According to organizers, Hillary Clinton and Bernie Sanders had confirmed they would attend. Convention officials had been in touch with Donald Trump’s camp and were convinced that he, too, would land his jet in Gary. But within a week of the event, convention organizers said each presidential candidate said they would not be in attendance and offered to send a “representative” instead.
For all of the talk about the importance of the Black vote and, in Donald Trump’s case, “My African American,” it was what Bernie Sanders would characterize as a “hugeeee” slap in the face.
To illustrate just how “hugeee,” consider the legwork for the conference performed by the National Policy Alliance (NPA). Its members include:
• Blacks in Government (BIG)
• Congressional Black Caucus (CBC)
• Joint Center for Political and Economic Studies (Joint Center)
• Judicial Council of the National Bar Association (NBA-JC)
• National Association of Black County Officials (NABCO)
• National Black Caucus of Local Elected Officials (NBCLEO)
• National Black Council of School Board Members (NBCSBM)
• National Black Caucus of State Legislators (NBCSL)
• National Organization of Black County Officials (NOBCO)
• World Conference of Mayors (WCM)
NPA’s website declared its “purpose is to give voice to the nearly 10,000 African-American elected officials and the more than three million African-American government employees who serve the nation. Together, these public servants represent not only the interests of the 35 million African Americans, but the interests of all Americans. For example, the 43 members of the Congressional Black Caucus represent approximately 40 million people of every racial and ethnic group.”
Yet, the major political candidates thought so little of African Americans that they were only willing to send a “representative” instead of coming themselves.
I can say without fear of contradiction that neither of those candidates would have exhibited such an appalling disrespect toward a white organization of similar standing. As we have already seen, all of the major candidates cleared their schedules to speak before the American Israel Public Affairs Committee (AIPAC).

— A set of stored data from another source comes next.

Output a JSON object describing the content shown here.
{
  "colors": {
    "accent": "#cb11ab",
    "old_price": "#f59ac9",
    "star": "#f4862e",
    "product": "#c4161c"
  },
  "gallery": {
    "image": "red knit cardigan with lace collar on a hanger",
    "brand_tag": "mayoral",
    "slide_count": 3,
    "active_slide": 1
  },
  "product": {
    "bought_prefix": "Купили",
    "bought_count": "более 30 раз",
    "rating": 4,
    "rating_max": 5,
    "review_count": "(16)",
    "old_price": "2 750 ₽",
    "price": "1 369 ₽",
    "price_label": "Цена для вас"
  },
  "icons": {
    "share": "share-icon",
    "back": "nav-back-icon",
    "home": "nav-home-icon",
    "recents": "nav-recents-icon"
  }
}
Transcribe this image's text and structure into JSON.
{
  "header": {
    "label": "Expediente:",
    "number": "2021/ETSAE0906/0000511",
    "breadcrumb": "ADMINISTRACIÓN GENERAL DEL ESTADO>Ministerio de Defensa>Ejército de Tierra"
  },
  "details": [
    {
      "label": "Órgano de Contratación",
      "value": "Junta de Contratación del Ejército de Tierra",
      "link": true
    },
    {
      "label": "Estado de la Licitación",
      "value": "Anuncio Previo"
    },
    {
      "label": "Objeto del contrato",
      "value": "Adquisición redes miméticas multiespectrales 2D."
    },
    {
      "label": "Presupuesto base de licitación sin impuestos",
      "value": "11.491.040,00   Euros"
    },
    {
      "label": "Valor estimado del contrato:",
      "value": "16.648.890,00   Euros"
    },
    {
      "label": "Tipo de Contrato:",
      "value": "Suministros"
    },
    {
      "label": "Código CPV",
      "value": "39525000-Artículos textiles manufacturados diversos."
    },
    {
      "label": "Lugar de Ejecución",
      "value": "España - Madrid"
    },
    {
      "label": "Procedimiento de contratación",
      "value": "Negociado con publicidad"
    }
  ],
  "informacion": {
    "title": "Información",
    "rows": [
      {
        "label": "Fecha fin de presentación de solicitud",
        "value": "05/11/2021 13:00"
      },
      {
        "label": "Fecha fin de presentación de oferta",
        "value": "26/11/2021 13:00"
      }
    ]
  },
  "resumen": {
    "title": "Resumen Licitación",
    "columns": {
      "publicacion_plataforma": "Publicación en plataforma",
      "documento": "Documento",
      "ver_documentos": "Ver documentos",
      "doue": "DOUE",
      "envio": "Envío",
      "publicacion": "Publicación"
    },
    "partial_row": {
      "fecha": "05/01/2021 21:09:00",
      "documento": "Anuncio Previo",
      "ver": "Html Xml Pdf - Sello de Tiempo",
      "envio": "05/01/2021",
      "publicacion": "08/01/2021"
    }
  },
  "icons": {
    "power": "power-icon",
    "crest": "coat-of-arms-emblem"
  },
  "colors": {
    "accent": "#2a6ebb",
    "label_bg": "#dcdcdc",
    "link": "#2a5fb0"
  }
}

Sanders spoke there even though he believes “to be successful, we have to be a friend not only to Israel, but to the Palestinian people, where in Gaza, they suffer from an unemployment rate of 44 percent — the highest in the world — and a poverty rate nearly equal to that.”
Except for Trump — who had advance warning that he would probably be booed — Republican presidential candidates knew they had to appear before the Conservative Political Action Conference (CPAC). Ted Cruz was there. Marco Rubio and John Kasich checked in. And so did Ben Carson. They were too afraid to not appear if they wanted to win the conservative vote.
Meanwhile, Clinton and Sanders in particular felt no need to show up in Gary. Mayor Johnny Ford, one of the Gary co-conveners, is a Clinton delegate to the Democratic National Convention and he couldn’t persuade her to attend. Sanders has Professor Cornel West, actor Danny Glover and former NAACP President Benjamin Jealous in his corner, yet none of them successfully pressed their candidate to go to Gary.
Evidently, when it comes to African-American voters, we are Roger Dangerfield — we get no respect. And we don’t demand it. Republicans know that in order to win, they must get a small slice of the Black and Latino vote and augment that with their disenfranchisement efforts in different states.
Democrats, who have been winning with a minority of the white vote and an overwhelming majority of people of color for the last half-century, simply cannot win without the Black vote. As the Washington Post pointed out, “in the 1992 election, 13 percent of the Democratic vote came from Black voters. In 2014, it was 23 percent.”
Since Lyndon B. Johnson’s election in 1964, Republicans have carried the majority of white voters every year except 1996, the year Bill Clinton carried the non-Hispanic white vote over Bob Dole by one percentage point, according to Gallup.
In addition to questioning the major presidential candidates, a goal of the Gary conference was to develop a Black Agenda and force the presidential nominees to respond to it. But the convention got off to a rocky start. I was asked to moderate the convention’s Presidential Forum, but was told of the cancellation only days before the convention was to begin. I was also asked to moderate an intergenerational Town Hall, but that, too, was cancelled. With things falling apart, I decided to skip the convention.
Before plans for the Presidential Forum fell into disarray, Mayor Johnny Ford told me:
“Every presidential candidate has been invited. If they are interested in Black votes, they ought to want to come out and hear from us. We hear from them all the time.”
Apparently, they are content to keep it that way. And we keep accepting it.